Anne Marie Waters
Sunday 24th October 2021
General Practitioners (GPs) are primary care doctors who are often the first person a patient sees before being referred on for specialist care. The GP is the front line. They are based not in hospitals but in clinics and practices most often based in or near residential areas. They deal with minor illnesses, or refer patients with more serious complaints to fellow doctors who specialise in the relevant field. There are around 35,000 practicing GPs in England. This is lower than other European countries and in recent years there has been consistent concern about a shortage of these doctors.
The British Medical Association says:
The NHS is currently experiencing some of the most severe pressures in its 70-year history.
GP surgeries across the country are experiencing significant and growing strain with rising demand, practices struggling to recruit staff, and patients having to wait longer for appointments.
Alongside these long-term trends, GP practices have been at the forefront of the NHS’s response to the COVID-19 outbreak whilst maintaining non-COVID care for patients throughout.
This may be true, and there may be a staff shortage in the health service, but that has little bearing on the latest scandal. (That the health service appears to suffer staff shortages so regularly is an indictment both on NHS morale and, arguably, our education and recruitment structures).
This week’s news reports that GPs are threatening industrial action.
This isn’t a unique scenario. Back in 2012, they went on strike over plans to increase their retirement age from 65 to 68. While some understood their grievances, others believed that this is a highly paid, high status group who are far better off than most. Importantly, some expressed the view that doctors are in a unique position; their work is vocational, they have a duty to care for patients. Indeed, doctors are honour-bound to stick to their famous ‘first do no harm’ promise.
All of this aside, the reason for today’s threat of industrial action is, on the face of it, truly extraordinary. GPs are threatening industrial action because the government wants them to see patients.
According to the Guardian:
GPs in England are threatening industrial action in protest at the government’s attempt to force them to see any patient who wants a face-to-face appointment.
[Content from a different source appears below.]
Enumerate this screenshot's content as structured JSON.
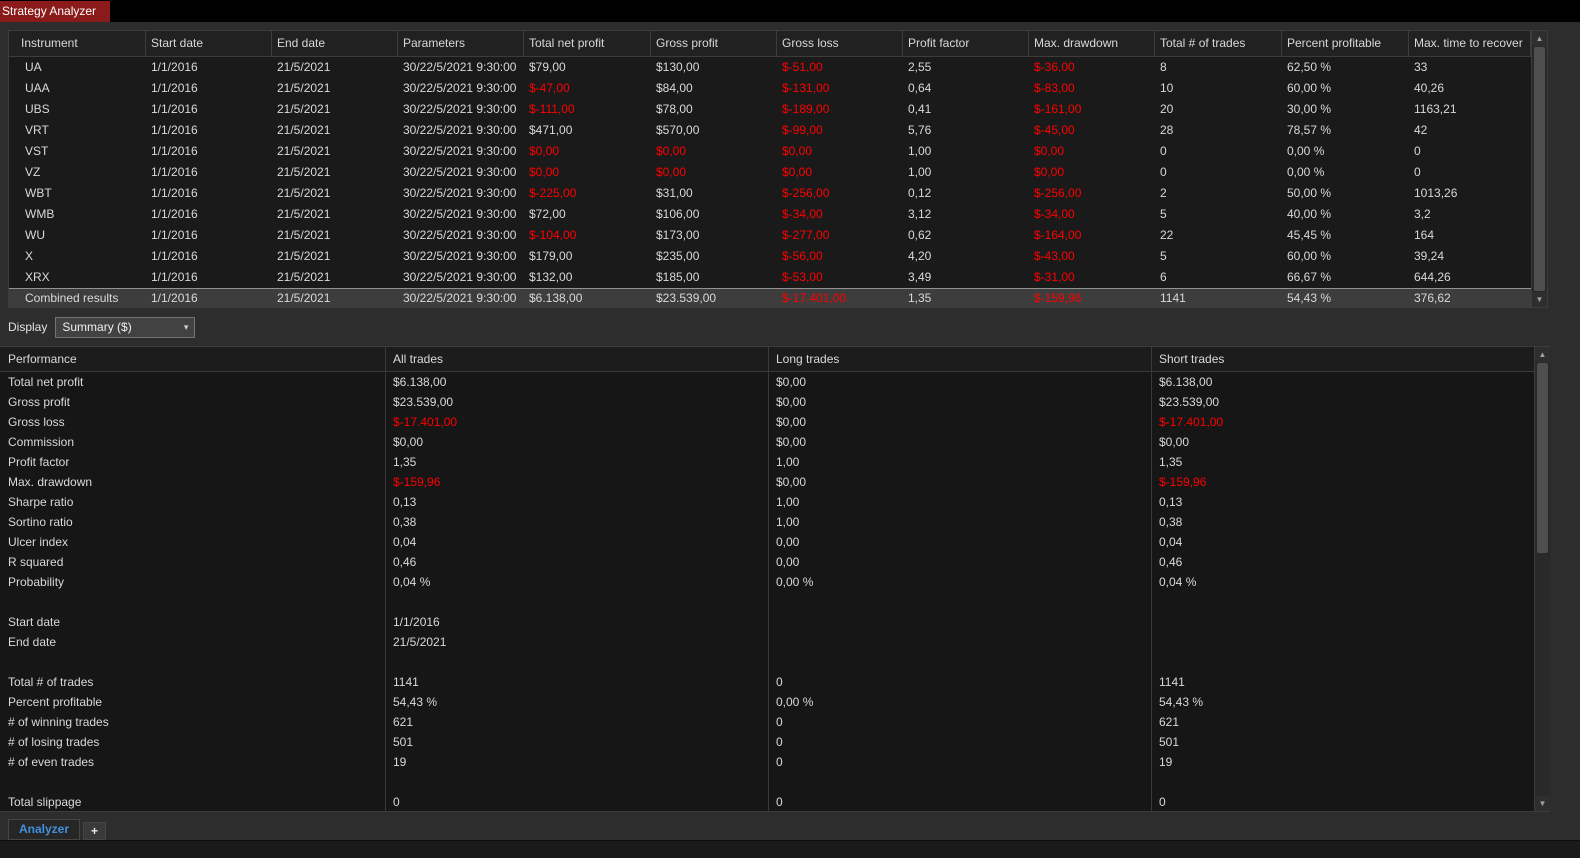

The British Medical Association’s GPs committee voted unanimously to reject the plan by the health secretary, Sajid Javid, which included “naming and shaming” surgeries that see too few patients in person.
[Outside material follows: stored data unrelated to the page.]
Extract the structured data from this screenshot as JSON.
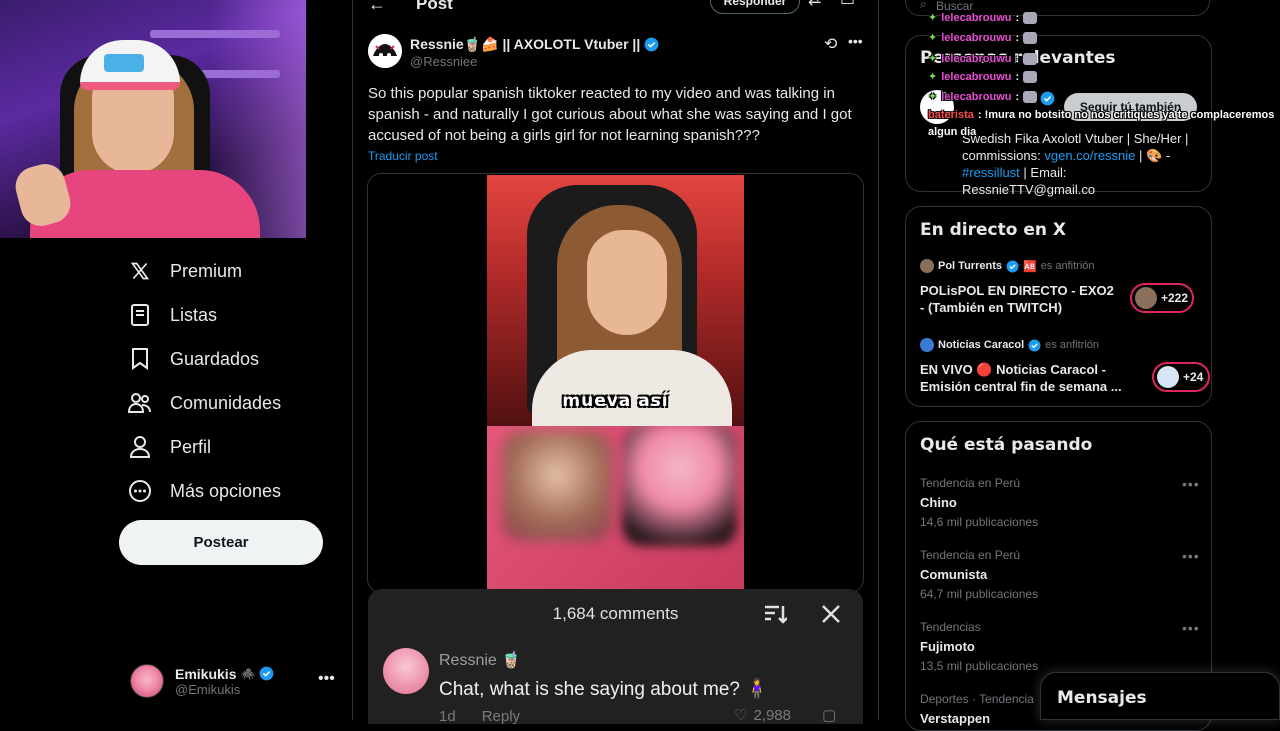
{
  "nav": {
    "items": [
      {
        "label": "Premium",
        "icon": "x-logo-icon"
      },
      {
        "label": "Listas",
        "icon": "list-icon"
      },
      {
        "label": "Guardados",
        "icon": "bookmark-icon"
      },
      {
        "label": "Comunidades",
        "icon": "communities-icon"
      },
      {
        "label": "Perfil",
        "icon": "person-icon"
      },
      {
        "label": "Más opciones",
        "icon": "more-circle-icon"
      }
    ],
    "post_button": "Postear",
    "account": {
      "name": "Emikukis",
      "emoji": "🕷️",
      "handle": "@Emikukis"
    }
  },
  "header": {
    "title": "Post",
    "reply_button": "Responder"
  },
  "post": {
    "author_name": "Ressnie🧋🍰 || AXOLOTL Vtuber ||",
    "handle": "@Ressniee",
    "text": "So this popular spanish tiktoker reacted to my video and was talking in spanish - and naturally I got curious about what she was saying and I got accused of not being a girls girl for not learning spanish???",
    "translate": "Traducir post",
    "video_caption": "mueva así"
  },
  "comments_sheet": {
    "title": "1,684 comments",
    "comment": {
      "author": "Ressnie 🧋",
      "text": "Chat, what is she saying about me? 🧍‍♀️",
      "age": "1d",
      "reply": "Reply",
      "likes": "2,988"
    }
  },
  "search": {
    "placeholder": "Buscar"
  },
  "relevant_people": {
    "title": "Personas relevantes",
    "follow_button": "Seguir tú también",
    "bio_prefix": "Swedish Fika Axolotl Vtuber | She/Her | commissions: ",
    "bio_link": "vgen.co/ressnie",
    "bio_mid": " | 🎨 - ",
    "bio_hashtag": "#ressillust",
    "bio_suffix": " | Email: RessnieTTV@gmail.co"
  },
  "live": {
    "title": "En directo en X",
    "rows": [
      {
        "host": "Pol Turrents",
        "emoji": "🆎",
        "role": "es anfitrión",
        "title": "POLisPOL EN DIRECTO - EXO2 - (También en TWITCH)",
        "count": "+222"
      },
      {
        "host": "Noticias Caracol",
        "emoji": "",
        "role": "es anfitrión",
        "title": "EN VIVO 🔴 Noticias Caracol - Emisión central fin de semana ...",
        "count": "+24"
      }
    ]
  },
  "trends": {
    "title": "Qué está pasando",
    "items": [
      {
        "context": "Tendencia en Perú",
        "name": "Chino",
        "posts": "14,6 mil publicaciones"
      },
      {
        "context": "Tendencia en Perú",
        "name": "Comunista",
        "posts": "64,7 mil publicaciones"
      },
      {
        "context": "Tendencias",
        "name": "Fujimoto",
        "posts": "13,5 mil publicaciones"
      },
      {
        "context": "Deportes · Tendencia",
        "name": "Verstappen",
        "posts": ""
      }
    ]
  },
  "chat": {
    "lines": [
      {
        "user": "lelecabrouwu",
        "msg": ":"
      },
      {
        "user": "lelecabrouwu",
        "msg": ":"
      },
      {
        "user": "lelecabrouwu",
        "msg": ":"
      },
      {
        "user": "lelecabrouwu",
        "msg": ":"
      },
      {
        "user": "lelecabrouwu",
        "msg": ":"
      },
      {
        "user": "lelecabrouwu",
        "msg": ":"
      }
    ],
    "last_user": "baterista",
    "last_msg": ": !mura no botsito no nos critiques ya te complaceremos",
    "last_msg_cont": "algun dia"
  },
  "messages": {
    "label": "Mensajes"
  },
  "colors": {
    "accent": "#1d9bf0",
    "live": "#e0245e",
    "background": "#000000"
  }
}
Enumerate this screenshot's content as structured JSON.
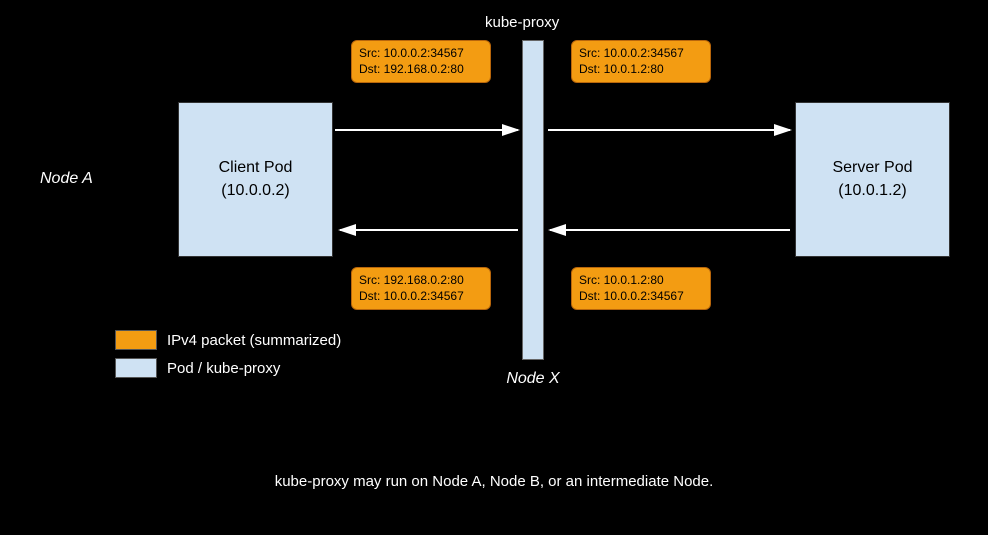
{
  "client_pod": {
    "title": "Client Pod",
    "ip": "(10.0.0.2)"
  },
  "server_pod": {
    "title": "Server Pod",
    "ip": "(10.0.1.2)"
  },
  "kube_proxy_label": "kube-proxy",
  "host_a": "Node A",
  "host_x": "Node X",
  "packets": {
    "p1": {
      "src": "Src: 10.0.0.2:34567",
      "dst": "Dst: 192.168.0.2:80"
    },
    "p2": {
      "src": "Src: 10.0.0.2:34567",
      "dst": "Dst: 10.0.1.2:80"
    },
    "p3": {
      "src": "Src: 192.168.0.2:80",
      "dst": "Dst: 10.0.0.2:34567"
    },
    "p4": {
      "src": "Src: 10.0.1.2:80",
      "dst": "Dst: 10.0.0.2:34567"
    }
  },
  "legend": {
    "orange": "IPv4 packet (summarized)",
    "blue": "Pod / kube-proxy"
  },
  "footnote": "kube-proxy may run on Node A, Node B, or an intermediate Node."
}
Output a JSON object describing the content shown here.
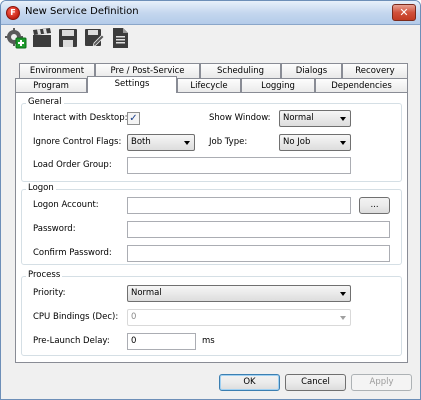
{
  "window": {
    "title": "New Service Definition",
    "app_icon_letter": "F",
    "close_symbol": "✕"
  },
  "toolbar": {
    "buttons": [
      "add-service-icon",
      "clapperboard-icon",
      "save-icon",
      "save-edit-icon",
      "document-icon"
    ]
  },
  "tabs": {
    "row1": [
      "Environment",
      "Pre / Post-Service",
      "Scheduling",
      "Dialogs",
      "Recovery"
    ],
    "row2": [
      "Program",
      "Settings",
      "Lifecycle",
      "Logging",
      "Dependencies"
    ],
    "active": "Settings"
  },
  "general": {
    "legend": "General",
    "interact_label": "Interact with Desktop:",
    "interact_checked": "✓",
    "show_window_label": "Show Window:",
    "show_window_value": "Normal",
    "ignore_flags_label": "Ignore Control Flags:",
    "ignore_flags_value": "Both",
    "job_type_label": "Job Type:",
    "job_type_value": "No Job",
    "load_order_label": "Load Order Group:",
    "load_order_value": ""
  },
  "logon": {
    "legend": "Logon",
    "account_label": "Logon Account:",
    "account_value": "",
    "browse_label": "...",
    "password_label": "Password:",
    "password_value": "",
    "confirm_label": "Confirm Password:",
    "confirm_value": ""
  },
  "process": {
    "legend": "Process",
    "priority_label": "Priority:",
    "priority_value": "Normal",
    "cpu_label": "CPU Bindings (Dec):",
    "cpu_value": "0",
    "delay_label": "Pre-Launch Delay:",
    "delay_value": "0",
    "delay_unit": "ms"
  },
  "footer": {
    "ok": "OK",
    "cancel": "Cancel",
    "apply": "Apply"
  }
}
The doctors’ union has decided to hold a ballot on possible industrial action, which could result in family doctors at the 6,600 practices in England reducing the work they undertake.
How did we get to this? It seems that doctors have got used to not seeing patients. This is yet another negative impact of COVID 19. During the lockdown and beyond, patients were ‘seen’ by doctors over the internet, or were spoken to on the phone. This is a completely ineffective way to obtain medical care. I’ve experienced myself the absolute struggle involved in trying to see an NHS GP. People I know have experienced the same, and others have told me shocking stories (including receiving physiotherapy via zoom call!) Even securing a video or phone call is difficult. Our health service has completely changed and it is dramatically less effective.
In an apparent attempt to address this, the government is demanding that GPs now see patients face to face when they request it. In response, doctors are threatening to see even fewer.
Regardless of minutiae of this argument, that in itself is unacceptable. It is even more unacceptable when we consider the 6 figure salary of most GPs. They are paid that 6 figure salary to see patients, are they not?
It gets even more egregious when we take in to account the extra cash GPs have been taking home lately. On top of their salaries, these doctors receive just over £12 for every COVID vaccination they administer. There have been around 85 million jabs given out so far, with more than two thirds of these by GPs. That’s a lot of money. GPs are not poor.
There is a debate around the government’s idea of naming and shaming GPs that won’t see enough patients, some may consider this troublesome, but we wouldn’t be in this position if GPs would agree to do the job they are handsomely paid for.
There will be little to no public sympathy for doctors on this issue, and rightly so. The result will be even greater alienation and distrust between doctor and patient. Even more people will go without medical treatment, more people will become seriously ill, and more people will die.
Far from ‘first do no harm’, doctors will do real damage with this action, and the public won’t forgive them for it.